Warten heisst sehnen. Foto: Umit Bulut, unsplash.com

Wandel: Neues er-warten

Der Hochschulseelsorger Fabian Frey denkt aus christlicher Sicht über Veränderungen nach.

Wir feiern den Jahreswechsel in einer schnelllebigen Zeit. Vieles bewegt sich, von gesellschaftlichen Veränderungen über Neuerungen in der Kirche bis hin zum Klimawandel. Der Hochschulseelsorger Fabian Frey nimmt Veränderungen aus christlicher Sicht ins Visier.

Von Fabian Frey

Veränderungen gehören zum Menschsein. Sie sind weder gut noch schlecht und Teil des Lebens. Unsere Beziehungen zueinander verändern sich, wir begegnen neuen Menschen, andere verlassen uns. Auch in der Natur um uns herum ist ein stetiger Wandel erkennbar. Statt Veränderungen einfach nur abzuhaken oder Heil in einem immer wiederkehrenden Neuanfang zu suchen, gilt es, Wandel bewusst wahrzunehmen und ihn als das zu begreifen, was er ist: als Teil unserer menschlichen Identität.

Augenzwinkernd und biologisch vereinfacht gesagt ist Menschsein ein stetiger «Stoffwechsel». Theologisch ausgedrückt sind wir Gast auf Erden, und alles Leben ist ein Geschenk. An Silvester feiern wir eine punktuelle Veränderung: den Jahreswechsel. Im Alltag ist es aber oft nicht so, dass von heute auf morgen alles anders ist. Meistens erfolgen Veränderungen über einen längeren Zeitraum, in einem schleichenden Prozess. Daher sind Neujahrsvorsätze meist nur von kurzer Dauer. «Neues Jahr, neues Glück» oder «Von nun an mache ich alles besser» funktioniert selten, obwohl wir uns das jedes Jahr aufs Neue vornehmen.

Veränderungen brauchen Zeit, und es braucht Durchhaltevermögen, Übung und Geduld, Alltagsmuster und Gewohnheiten aufzubrechen. Christsein im aktiven Warten Für uns Christ*innen herrscht eine gewisse Spannung zwischen einer Erwartungshaltung und dem sichtbaren Wandel in der Welt und im eigenen Leben. Wie oft wünschen wir uns, dass sich etwas ändern möge oder dass wir uns in gewissen Situationen anders verhalten würden.

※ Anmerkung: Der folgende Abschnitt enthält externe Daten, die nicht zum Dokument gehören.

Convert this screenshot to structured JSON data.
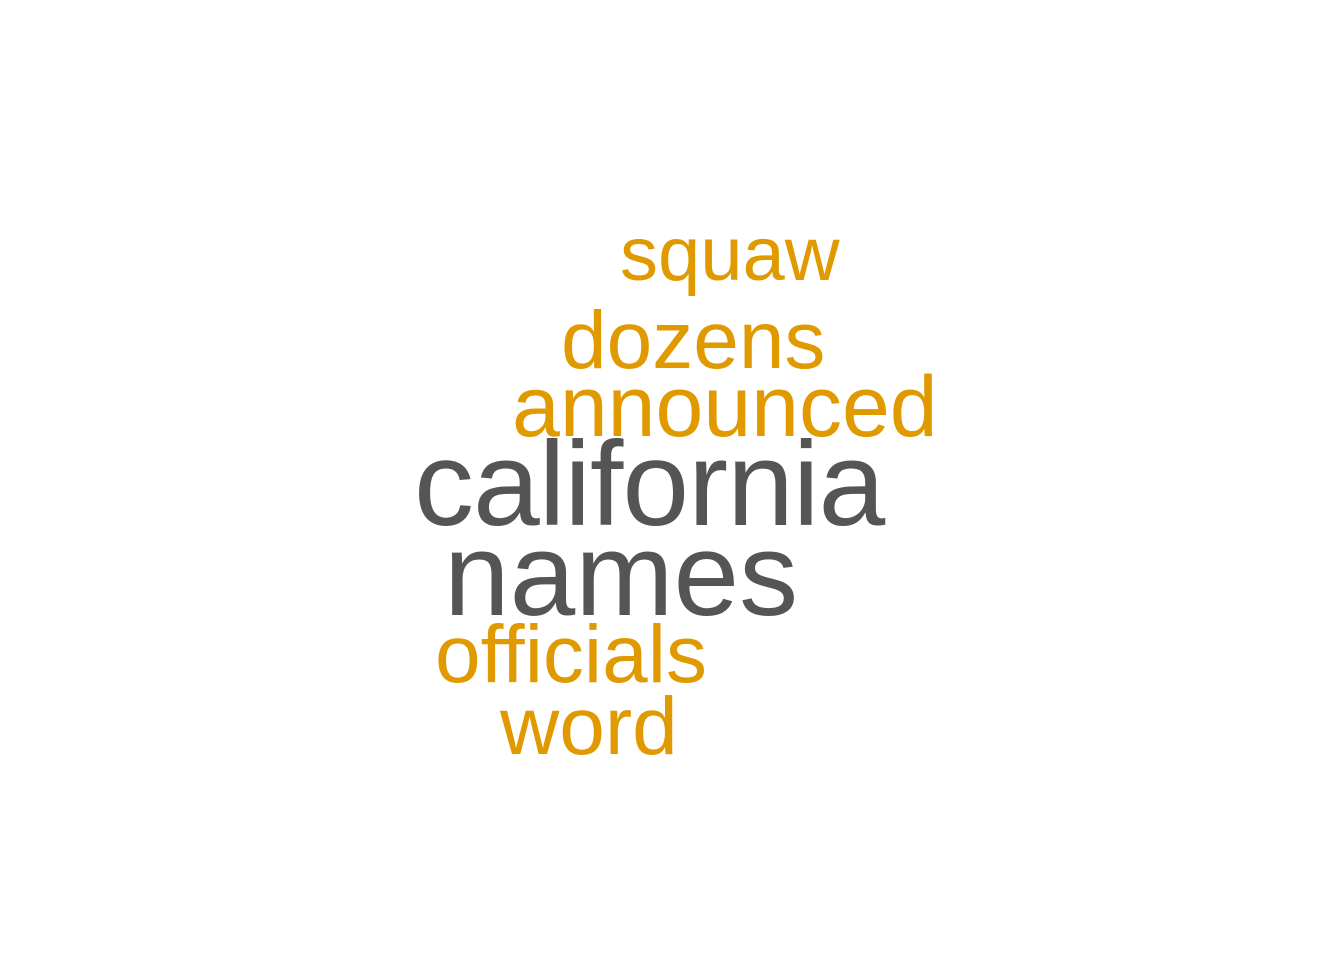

In seinem Aufsatz «An die Zukunft glauben» beschreibt der englische Dominikanerpriester Timothy Radcliffe das Christ*insein in diesem Sinne als Ganzes. Mit Blick auf die Advents- und Weihnachtszeit formuliert er, dass Advent nicht nur sprichwörtlich warten heisst, sondern dass Warten das Christ*insein im Innersten ausmacht und verkörpert. Warten heisst in diesem Sinn aber nicht passiv verharren, sondern sich nach vorne auszustrecken, zu etwas hin. Es bedeutet, sich nach etwas zu sehnen. Radcliffe führt fort: Warum gehört das Warten so sehr zum Christentum? Warum gibt uns Gott nicht einfach jetzt das, wonach wir uns sehnen: Frieden, Liebe, Glück und Gerechtigkeit für alle Menschen auf dieser Erde.

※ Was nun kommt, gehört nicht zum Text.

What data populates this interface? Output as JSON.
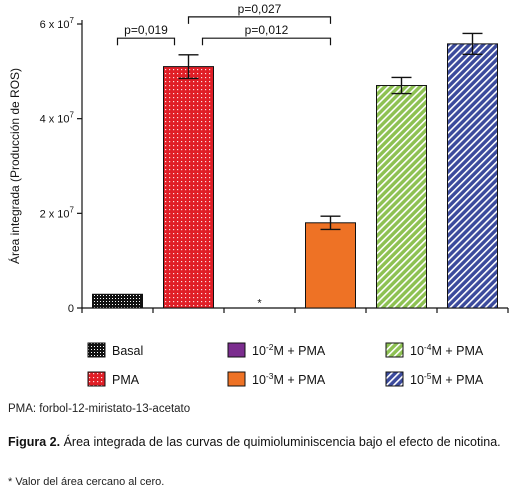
{
  "chart_data": {
    "type": "bar",
    "ylabel": "Área integrada (Producción de ROS)",
    "ylim": [
      0,
      60000000
    ],
    "y_ticks": [
      {
        "value": 0,
        "label": "0",
        "exp": ""
      },
      {
        "value": 20000000,
        "label": "2 x 10",
        "exp": "7"
      },
      {
        "value": 40000000,
        "label": "4 x 10",
        "exp": "7"
      },
      {
        "value": 60000000,
        "label": "6 x 10",
        "exp": "7"
      }
    ],
    "categories": [
      "Basal",
      "PMA",
      "10-2M + PMA",
      "10-3M + PMA",
      "10-4M + PMA",
      "10-5M + PMA"
    ],
    "values": [
      2900000,
      51000000,
      0,
      18000000,
      47000000,
      55800000
    ],
    "errors": [
      0,
      2500000,
      0,
      1400000,
      1700000,
      2200000
    ],
    "bar_colors": [
      "#1a1a1a",
      "#e01e26",
      "#7b2d8e",
      "#ee7225",
      "#8dc152",
      "#3b4a9c"
    ],
    "annotations": [
      {
        "text": "p=0,019",
        "from": 0,
        "to": 1,
        "level": 57000000
      },
      {
        "text": "p=0,012",
        "from": 1,
        "to": 3,
        "level": 57000000
      },
      {
        "text": "p=0,027",
        "from": 1,
        "to": 3,
        "level": 61500000
      },
      {
        "text": "*",
        "at": 2,
        "level": 1200000
      }
    ],
    "legend": [
      {
        "pre": "Basal",
        "sup": "",
        "post": ""
      },
      {
        "pre": "10",
        "sup": "-2",
        "post": "M + PMA"
      },
      {
        "pre": "10",
        "sup": "-4",
        "post": "M + PMA"
      },
      {
        "pre": "PMA",
        "sup": "",
        "post": ""
      },
      {
        "pre": "10",
        "sup": "-3",
        "post": "M + PMA"
      },
      {
        "pre": "10",
        "sup": "-5",
        "post": "M + PMA"
      }
    ],
    "legend_placement": "bottom"
  },
  "footnote_abbrev": "PMA: forbol-12-miristato-13-acetato",
  "caption_label": "Figura 2.",
  "caption_text": " Área integrada de las curvas de quimioluminiscencia bajo el efecto de nicotina.",
  "footnote_star": "* Valor del área cercano al cero."
}
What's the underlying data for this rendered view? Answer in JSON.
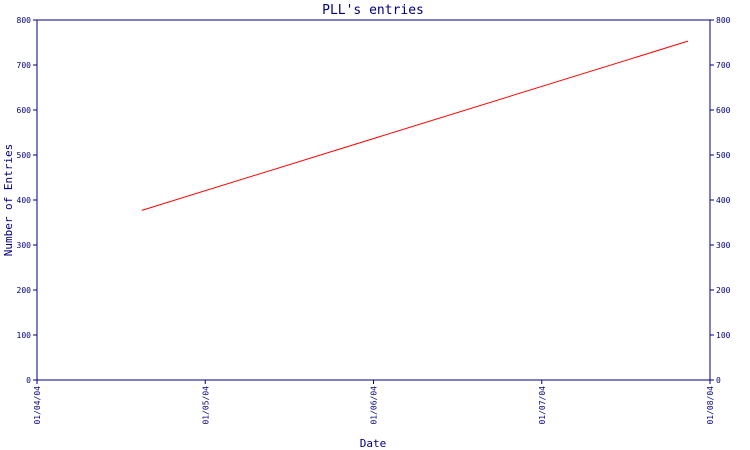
{
  "chart_data": {
    "type": "line",
    "title": "PLL's entries",
    "xlabel": "Date",
    "ylabel": "Number of Entries",
    "x_ticks": [
      "01/04/04",
      "01/05/04",
      "01/06/04",
      "01/07/04",
      "01/08/04"
    ],
    "y_ticks": [
      0,
      100,
      200,
      300,
      400,
      500,
      600,
      700,
      800
    ],
    "ylim": [
      0,
      800
    ],
    "xlim": [
      "2004-04-01",
      "2004-08-01"
    ],
    "grid": false,
    "series": [
      {
        "color": "#ff0000",
        "points": [
          {
            "x": "2004-04-20",
            "y": 377
          },
          {
            "x": "2004-07-28",
            "y": 753
          }
        ]
      }
    ],
    "axis_color": "#000080"
  }
}
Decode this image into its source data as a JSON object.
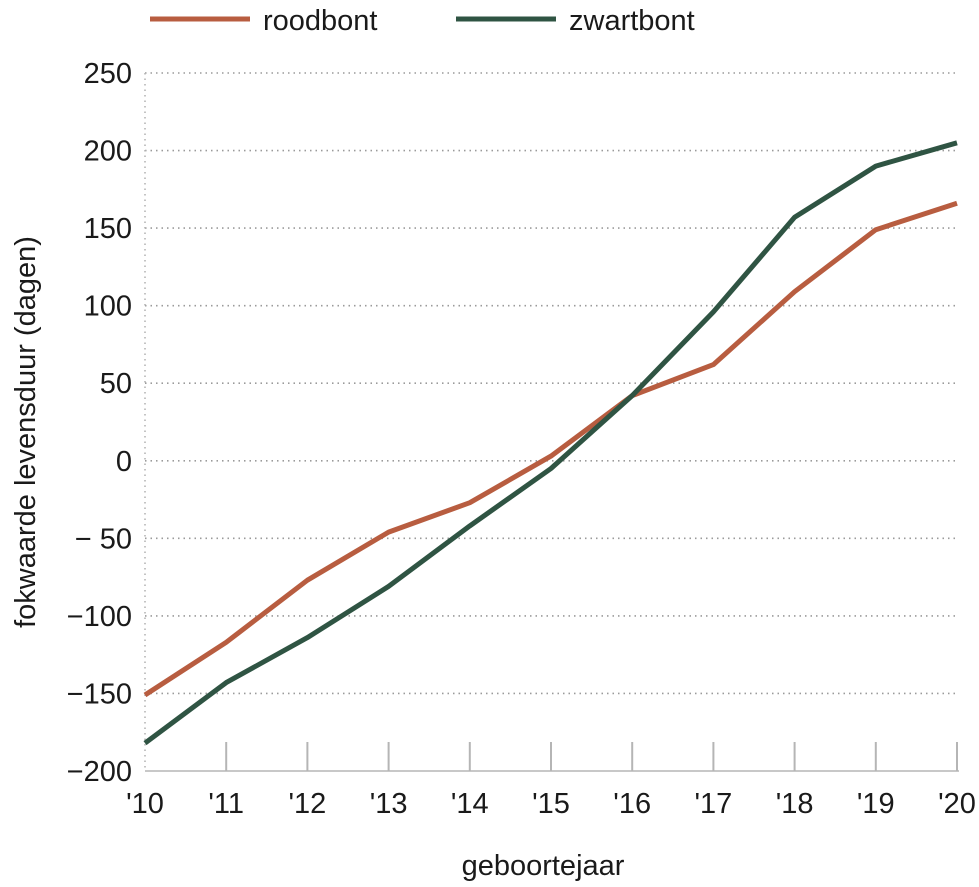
{
  "chart_data": {
    "type": "line",
    "x": [
      "'10",
      "'11",
      "'12",
      "'13",
      "'14",
      "'15",
      "'16",
      "'17",
      "'18",
      "'19",
      "'20"
    ],
    "series": [
      {
        "name": "roodbont",
        "color": "#b85d40",
        "values": [
          -151,
          -117,
          -77,
          -46,
          -27,
          3,
          42,
          62,
          109,
          149,
          166
        ]
      },
      {
        "name": "zwartbont",
        "color": "#2f5443",
        "values": [
          -182,
          -143,
          -114,
          -81,
          -42,
          -5,
          42,
          96,
          157,
          190,
          205
        ]
      }
    ],
    "yticks": [
      "250",
      "200",
      "150",
      "100",
      "50",
      "0",
      "− 50",
      "−100",
      "−150",
      "−200"
    ],
    "ytick_values": [
      250,
      200,
      150,
      100,
      50,
      0,
      -50,
      -100,
      -150,
      -200
    ],
    "xlabel": "geboortejaar",
    "ylabel": "fokwaarde levensduur (dagen)",
    "ylim": [
      -200,
      250
    ],
    "grid": "horizontal dotted",
    "legend": "top"
  }
}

2000 Jahre sind seit der Geburt Christi vergangen und noch immer warten wir. Warum? Gemäss Radcliffe ist ein Grund hierfür, dass der christliche Gott kein Gott im üblichen Sinn ist – kein Held, der die ganze Welt rabiat mit himmlischen Superkräften auf den Kopf stellt, sondern einer, der aus unserem tiefsten Inneren kommt. Gott kommt zu uns, wie ein Kind zu einer Mutter kommt und sie in der Tiefe ihres Seins langsam verwandelt. So wie es neun Monate für eine Schwangerschaft braucht, braucht Wachsen und Heilen seine Zeit. Gott achtet mit unendlichem Respekt auf unsere Freiheit und auf unseren Lebensrhythmus. In diesem Sinn verlangt Wandel von uns immer wieder Geduld, Ausdauer und Beharrlichkeit.

Manchmal treffen uns Veränderungen aber auch völlig überraschend, sei es als Geschenk des Himmels oder als Herausforderung, die uns in unseren Grundfesten erschüttert. Vielleicht gelingt es im neuen Lebensjahr, Veränderungen nicht von vornherein als gut oder schlecht zu bewerten, sondern sie als das zu nehmen, was sie sind – die alltägliche Essenz unseres Lebens.